1-) 01.10.2011 tarihinde yürürlüğe giren 6100 Sayılı HMK"nun 4/1-a maddesinde, Sulh Hukuk Mahkemeleri, dava konusunun değer veya tutarına bakılmaksızın; kiralanan taşınmazların, 9/6/1932 tarihli ve 2004 sayılı İcra ve İflas Kanun"una göre ilamsız icra yoluyla tahliyesine ilişkin hükümler ayrık olmak üzere, kira ilişkisinden doğan alacak davaları da dâhil olmak üzere tüm uyuşmazlıkları konu alan davalar ile bu davalara karşı açılan davaları görürler, hükmüne yer verilmiştir.
Somut olayımızda; dava konusu uyuşmazlık, altyapı ve hat kullandırılmasına ilişkin tacirler arası hizmet sözleşmesinden kaynaklanmakta olup, uyuşmazlık kira ilişkisinden kaynaklanmamaktadır. Görevle ilgili düzenlemeler kamu düzenine ilişkin olup, taraflar ileri sürmese dahi yargılamanın her aşamasında re"sen gözetilir. Taraflar da yargılama bitinceye kadar görev itirazında bulunabilirler. Görev itirazı yapılmamış olsa bile re"sen mahkeme, ilk önce görevli olup olmadığını inceleyip karara bağlamalıdır.
Hal böyle olunca, mahkemece tarafların tacir olduğu hususu dikkate alınarak davanın esası hakkında hüküm kurulması gerekirken bu yön göz ardı edilerek görevsizlik nedeniyle HMK’nun 114/1-e ve 115/2. maddeleri uyarınca davanın usulden reddine karar verilmesi usul ve yasaya aykırı olup bozmayı gerektirmiştir.

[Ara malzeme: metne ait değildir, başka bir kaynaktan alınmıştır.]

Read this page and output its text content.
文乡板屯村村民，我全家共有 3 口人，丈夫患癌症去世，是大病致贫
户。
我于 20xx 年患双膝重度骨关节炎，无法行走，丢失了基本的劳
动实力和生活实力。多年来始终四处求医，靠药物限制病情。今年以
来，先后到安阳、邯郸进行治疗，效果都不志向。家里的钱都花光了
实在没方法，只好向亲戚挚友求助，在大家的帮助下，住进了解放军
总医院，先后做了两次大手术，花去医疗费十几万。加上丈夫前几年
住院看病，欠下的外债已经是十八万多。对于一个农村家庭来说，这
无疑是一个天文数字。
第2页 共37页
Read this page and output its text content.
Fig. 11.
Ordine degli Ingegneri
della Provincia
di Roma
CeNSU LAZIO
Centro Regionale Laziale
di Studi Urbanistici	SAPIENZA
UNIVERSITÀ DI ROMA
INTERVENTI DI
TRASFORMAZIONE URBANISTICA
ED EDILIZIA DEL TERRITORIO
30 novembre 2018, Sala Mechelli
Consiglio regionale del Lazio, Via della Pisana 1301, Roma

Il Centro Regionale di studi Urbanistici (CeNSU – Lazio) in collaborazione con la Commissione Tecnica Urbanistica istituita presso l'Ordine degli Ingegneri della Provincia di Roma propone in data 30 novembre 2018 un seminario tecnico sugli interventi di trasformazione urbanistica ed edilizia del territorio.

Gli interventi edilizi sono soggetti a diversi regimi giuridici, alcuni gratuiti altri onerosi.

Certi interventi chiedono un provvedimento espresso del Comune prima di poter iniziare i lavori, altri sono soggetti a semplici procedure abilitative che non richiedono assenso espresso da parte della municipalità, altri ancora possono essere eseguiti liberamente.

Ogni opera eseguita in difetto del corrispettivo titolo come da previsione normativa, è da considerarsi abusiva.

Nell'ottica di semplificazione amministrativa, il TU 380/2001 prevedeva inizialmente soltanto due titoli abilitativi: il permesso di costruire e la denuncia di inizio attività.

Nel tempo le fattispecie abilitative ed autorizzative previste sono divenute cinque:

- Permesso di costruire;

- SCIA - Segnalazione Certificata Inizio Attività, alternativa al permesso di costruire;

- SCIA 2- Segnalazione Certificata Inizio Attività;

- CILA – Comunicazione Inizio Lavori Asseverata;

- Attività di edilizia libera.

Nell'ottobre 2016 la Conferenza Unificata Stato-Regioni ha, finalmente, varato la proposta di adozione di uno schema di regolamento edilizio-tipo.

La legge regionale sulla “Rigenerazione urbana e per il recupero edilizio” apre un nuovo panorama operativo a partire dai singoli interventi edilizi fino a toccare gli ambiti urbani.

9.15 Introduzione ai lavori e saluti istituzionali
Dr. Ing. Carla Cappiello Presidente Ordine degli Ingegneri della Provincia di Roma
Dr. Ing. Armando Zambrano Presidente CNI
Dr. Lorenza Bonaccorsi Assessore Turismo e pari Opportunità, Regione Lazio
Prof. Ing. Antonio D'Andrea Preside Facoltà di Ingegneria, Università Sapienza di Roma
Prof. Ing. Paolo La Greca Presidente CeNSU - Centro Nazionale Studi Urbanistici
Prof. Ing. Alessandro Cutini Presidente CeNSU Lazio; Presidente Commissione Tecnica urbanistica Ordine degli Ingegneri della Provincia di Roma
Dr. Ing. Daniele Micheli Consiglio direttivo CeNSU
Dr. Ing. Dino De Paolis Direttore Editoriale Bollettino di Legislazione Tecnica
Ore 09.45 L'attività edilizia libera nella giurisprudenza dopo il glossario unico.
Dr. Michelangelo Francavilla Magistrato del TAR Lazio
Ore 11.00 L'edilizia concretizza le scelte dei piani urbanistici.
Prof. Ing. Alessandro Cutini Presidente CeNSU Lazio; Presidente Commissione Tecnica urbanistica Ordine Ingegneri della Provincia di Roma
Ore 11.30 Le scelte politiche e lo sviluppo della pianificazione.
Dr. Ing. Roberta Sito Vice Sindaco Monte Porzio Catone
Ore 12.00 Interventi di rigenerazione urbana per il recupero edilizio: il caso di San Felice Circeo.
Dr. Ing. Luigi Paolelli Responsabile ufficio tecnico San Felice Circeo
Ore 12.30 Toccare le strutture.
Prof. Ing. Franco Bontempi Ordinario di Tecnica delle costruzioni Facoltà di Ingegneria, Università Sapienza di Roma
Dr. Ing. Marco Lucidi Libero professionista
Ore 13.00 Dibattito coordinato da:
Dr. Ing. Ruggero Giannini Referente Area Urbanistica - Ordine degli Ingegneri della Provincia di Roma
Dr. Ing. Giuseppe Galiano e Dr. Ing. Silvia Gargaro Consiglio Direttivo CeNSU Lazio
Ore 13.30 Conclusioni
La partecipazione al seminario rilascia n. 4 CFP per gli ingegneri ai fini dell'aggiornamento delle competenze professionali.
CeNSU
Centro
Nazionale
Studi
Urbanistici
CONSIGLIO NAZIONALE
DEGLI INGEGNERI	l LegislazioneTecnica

2- Bozma nedenine göre sair temyiz itirazlarının incelenmesine şimdilik gerek görülmemiştir.
SONUÇ: Yukarıda birinci bentte açıklanan nedenlerle hükmün HUMK.nun 428. maddesi gereğince BOZULMASINA, ikinci bentte açıklanan nedenle davacı tarafın diğer temyiz itirazlarının incelenmesine şimdilik yer olmadığına ve peşin alınan temyiz harcının istek halinde temyiz edene iadesine, 6100 sayılı HMK"nun geçici madde 3 atfıyla 1086 sayılı HUMK. nun 440. maddesi gereğince karar düzeltme yolu kapalı olmak üzere, 04.06.2018 gününde oybirliğiyle karar verildi.